Wearable Rectenna With Integrated Miniaturized Feeding Slot and Rectifier Structure

A low-cost hybrid textile/PCB wearable rectenna is designed for smart on-body applications. It is an integration of a textile patch antenna and a highly efficient rectifier on a small PCB substrate, where the feeding aperture of the antenna is significantly miniaturized by exploiting an LC loading technique to have an effective integration with the rectifier. The feeding-rectifying circuitry is attached to the back of the antenna by normal sewing threads. The essential components are soldered on the small rigid PCB for a robust connection. The size of the rectenna is 0.817 x 0.817 lambda(2)(0) while the rigid substrate area for the feeding-rectifying circuitry is only 0.278 x 0.147 lambda(2)(0) (3.4 x 1.8 cm) at 2.45 GHz. The intrinsic dielectric/conduction loss of textile feedlines, the loss of antenna-to-rectifier interconnectors, the loss of soldering or gluing on textiles, and the loss due to body absorption from typical large feeding slots are constitutively reduced. The soldering points and the consequent hard-to-be-characterized parasitic effects on textiles are avoided. The proposed integration approach reduces the cost and eases the rectenna design, fabrication, and integration. As a result, the power conversion efficiency (PCE) of the rectifier reaches up to 39.5% at -20 dBm input power level whilst the experimental rectenna prototype achieves the state-of-the-art PCE of 41% at an extremely low incident power density of 0.4 mu W/cm(2). The maximum PCE is 56% at the -5 dBm input power. Finally, the possibility of harvesting datalink energy from PC/mobile phones as power source for wearable electronics is investigated.

Automated summary

A low-cost hybrid textile/PCB wearable rectenna is designed for smart on-body applications.
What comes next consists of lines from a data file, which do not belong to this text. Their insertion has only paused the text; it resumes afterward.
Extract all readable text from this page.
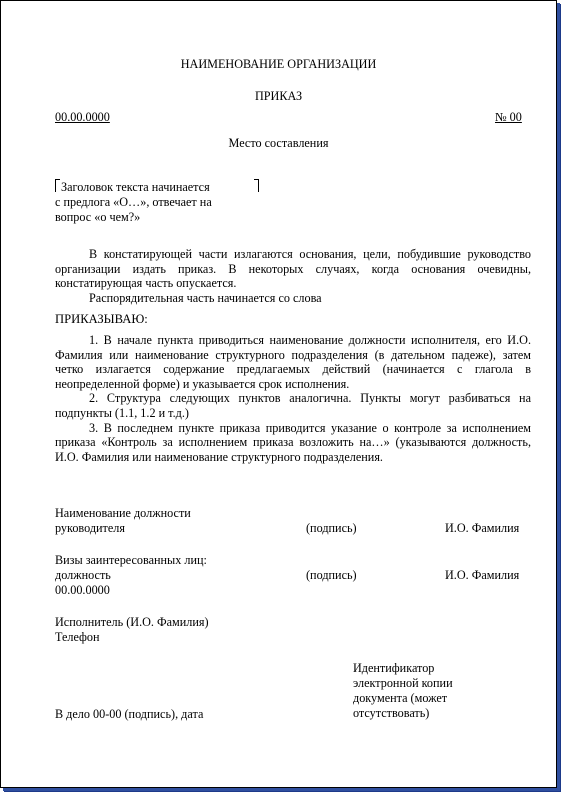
НАИМЕНОВАНИЕ ОРГАНИЗАЦИИ
ПРИКАЗ
00.00.0000	№ 00
Место составления
Заголовок текста начинается
с предлога «О…», отвечает на
вопрос «о чем?»

В констатирующей части излагаются основания, цели, побудившие руководство организации издать приказ. В некоторых случаях, когда основания очевидны, констатирующая часть опускается.

Распорядительная часть начинается со слова

ПРИКАЗЫВАЮ:

1. В начале пункта приводиться наименование должности исполнителя, его И.О. Фамилия или наименование структурного подразделения (в дательном падеже), затем четко излагается содержание предлагаемых действий (начинается с глагола в неопределенной форме) и указывается срок исполнения.

2. Структура следующих пунктов аналогична. Пункты могут разбиваться на подпункты (1.1, 1.2 и т.д.)

3. В последнем пункте приказа приводится указание о контроле за исполнением приказа «Контроль за исполнением приказа возложить на…» (указываются должность, И.О. Фамилия или наименование структурного подразделения.

Наименование должности
руководителя	(подпись)	И.О. Фамилия
Визы заинтересованных лиц:
должность	(подпись)	И.О. Фамилия
00.00.0000
Исполнитель (И.О. Фамилия)
Телефон
Идентификатор
электронной копии
документа (может
отсутствовать)
В дело 00-00 (подпись), дата
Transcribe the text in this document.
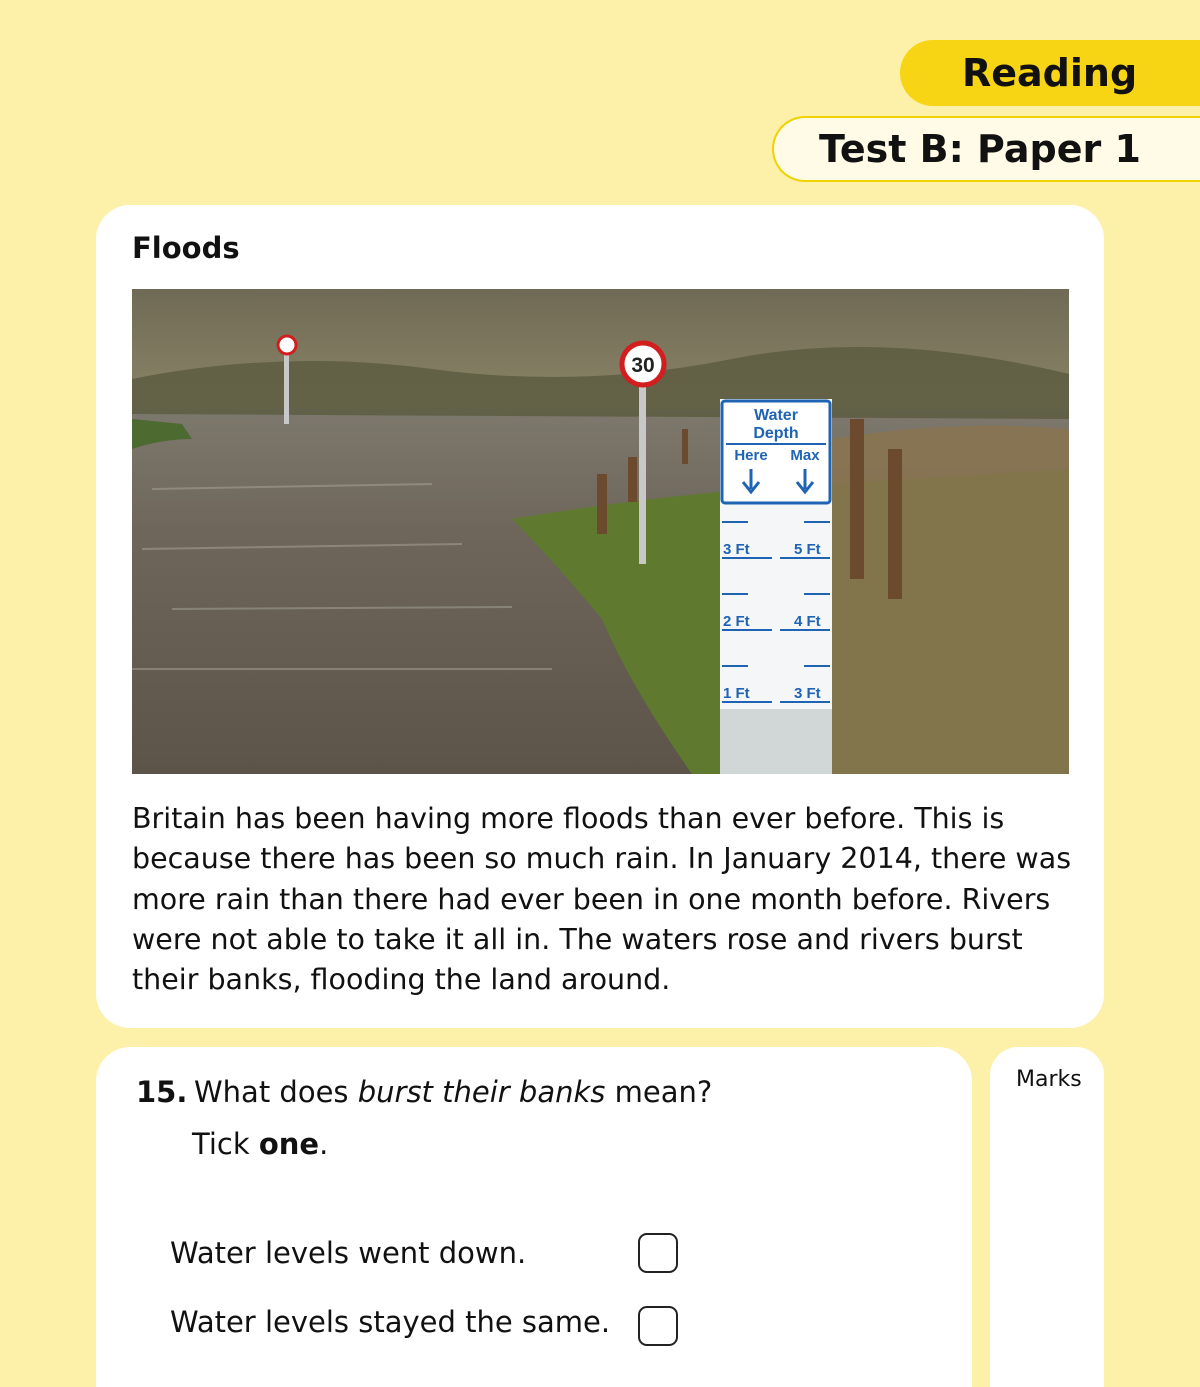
Reading
Test B: Paper 1
Floods
30
Water
Depth
Here Max
3 Ft	5 Ft
2 Ft	4 Ft
1 Ft	3 Ft

Britain has been having more floods than ever before. This is because there has been so much rain. In January 2014, there was more rain than there had ever been in one month before. Rivers were not able to take it all in. The waters rose and rivers burst their banks, flooding the land around.

15. What does burst their banks mean?
Tick one.
Water levels went down.
Water levels stayed the same.
Marks
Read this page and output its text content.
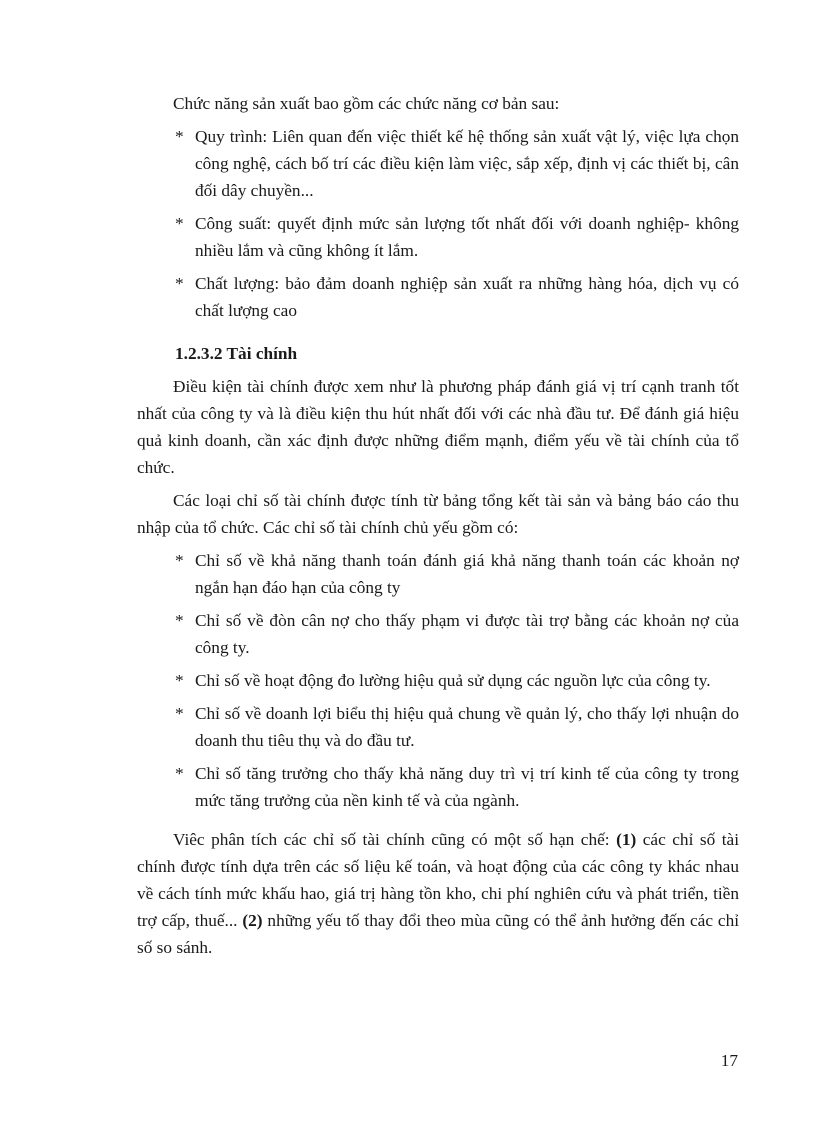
Chức năng sản xuất bao gồm các chức năng cơ bản sau:

* Quy trình: Liên quan đến việc thiết kế hệ thống sản xuất vật lý, việc lựa chọn công nghệ, cách bố trí các điều kiện làm việc, sắp xếp, định vị các thiết bị, cân đối dây chuyền...

* Công suất: quyết định mức sản lượng tốt nhất đối với doanh nghiệp- không nhiều lắm và cũng không ít lắm.

* Chất lượng: bảo đảm doanh nghiệp sản xuất ra những hàng hóa, dịch vụ có chất lượng cao

1.2.3.2 Tài chính

Điều kiện tài chính được xem như là phương pháp đánh giá vị trí cạnh tranh tốt nhất của công ty và là điều kiện thu hút nhất đối với các nhà đầu tư. Để đánh giá hiệu quả kinh doanh, cần xác định được những điểm mạnh, điểm yếu về tài chính của tổ chức.

Các loại chỉ số tài chính được tính từ bảng tổng kết tài sản và bảng báo cáo thu nhập của tổ chức. Các chỉ số tài chính chủ yếu gồm có:

* Chỉ số về khả năng thanh toán đánh giá khả năng thanh toán các khoản nợ ngắn hạn đáo hạn của công ty

* Chỉ số về đòn cân nợ cho thấy phạm vi được tài trợ bằng các khoản nợ của công ty.

* Chỉ số về hoạt động đo lường hiệu quả sử dụng các nguồn lực của công ty.

* Chỉ số về doanh lợi biểu thị hiệu quả chung về quản lý, cho thấy lợi nhuận do doanh thu tiêu thụ và do đầu tư.

* Chỉ số tăng trưởng cho thấy khả năng duy trì vị trí kinh tế của công ty trong mức tăng trưởng của nền kinh tế và của ngành.

Viêc phân tích các chỉ số tài chính cũng có một số hạn chế: (1) các chỉ số tài chính được tính dựa trên các số liệu kế toán, và hoạt động của các công ty khác nhau về cách tính mức khấu hao, giá trị hàng tồn kho, chi phí nghiên cứu và phát triển, tiền trợ cấp, thuế... (2) những yếu tố thay đổi theo mùa cũng có thể ảnh hưởng đến các chỉ số so sánh.

17
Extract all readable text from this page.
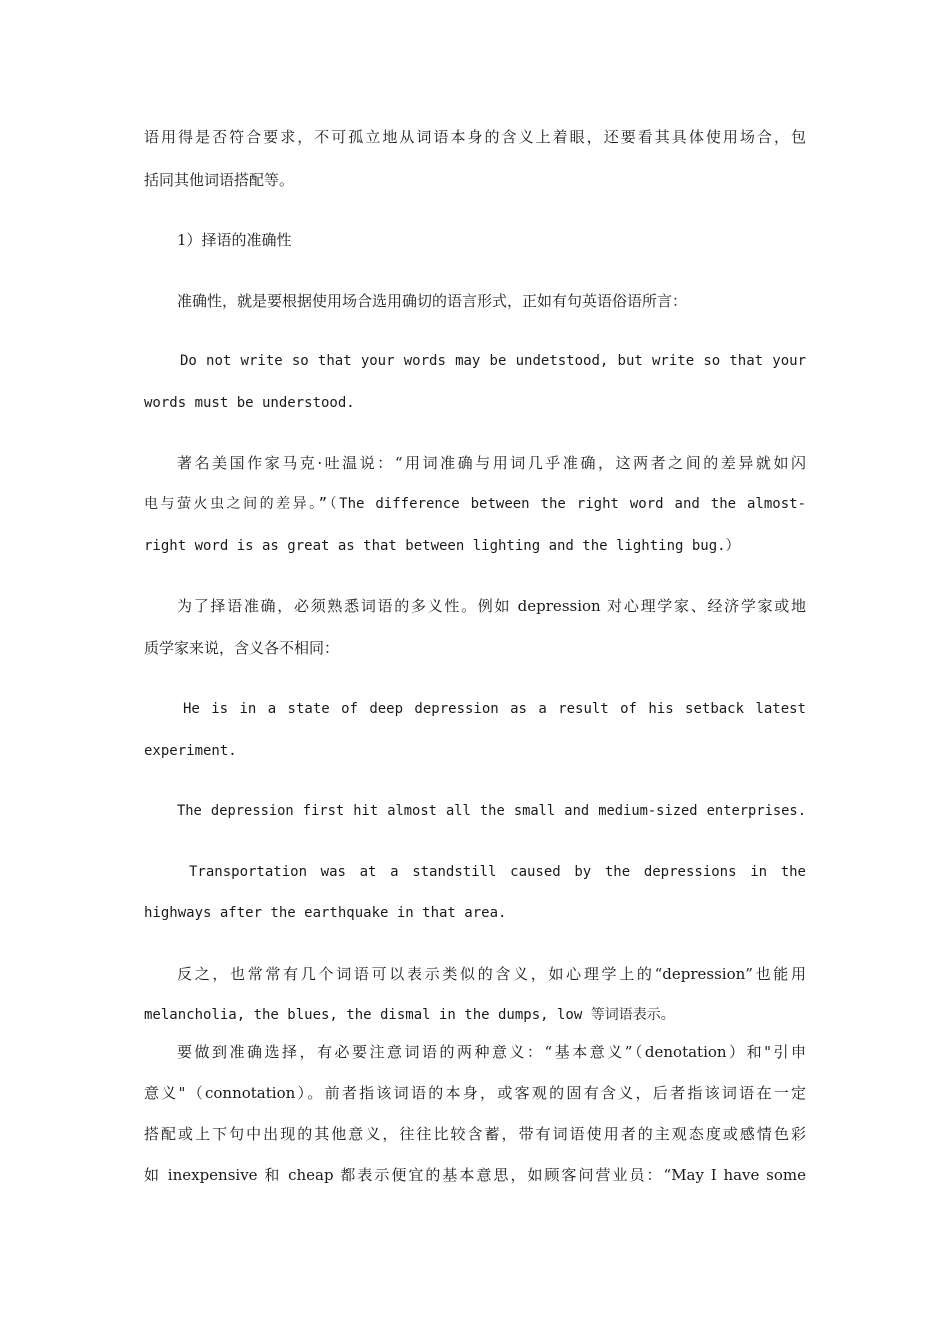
语用得是否符合要求，不可孤立地从词语本身的含义上着眼，还要看其具体使用场合，包
括同其他词语搭配等。
1）择语的准确性
准确性，就是要根据使用场合选用确切的语言形式，正如有句英语俗语所言：
Do not write so that your words may be undetstood, but write so that your
words must be understood.
著名美国作家马克·吐温说：“用词准确与用词几乎准确，这两者之间的差异就如闪
电与萤火虫之间的差异。”（The difference between the right word and the almost-
right word is as great as that between lighting and the lighting bug.）
为了择语准确，必须熟悉词语的多义性。例如 depression 对心理学家、经济学家或地
质学家来说，含义各不相同：
He is in a state of deep depression as a result of his setback latest
experiment.
The depression first hit almost all the small and medium-sized enterprises.
Transportation was at a standstill caused by the depressions in the
highways after the earthquake in that area.
反之，也常常有几个词语可以表示类似的含义，如心理学上的“depression”也能用
melancholia, the blues, the dismal in the dumps, low 等词语表示。
要做到准确选择，有必要注意词语的两种意义：“基本意义”（denotation）和"引申
意义"（connotation）。前者指该词语的本身，或客观的固有含义，后者指该词语在一定
搭配或上下句中出现的其他意义，往往比较含蓄，带有词语使用者的主观态度或感情色彩
如 inexpensive 和 cheap 都表示便宜的基本意思，如顾客问营业员：“May I have some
It integrates a textile patch antenna and a highly efficient rectifier on a small PCB substrate, with a miniaturized feeding aperture and an effective integration with the rectifier achieved using LC loading technique. The proposed integration approach reduces cost and simplifies the design, fabrication, and integration of the rectenna. The experimental rectenna prototype achieves a state-of-the-art power conversion efficiency (PCE) of 41% at an extremely low incident power density of 0.4 mu W/cm(2).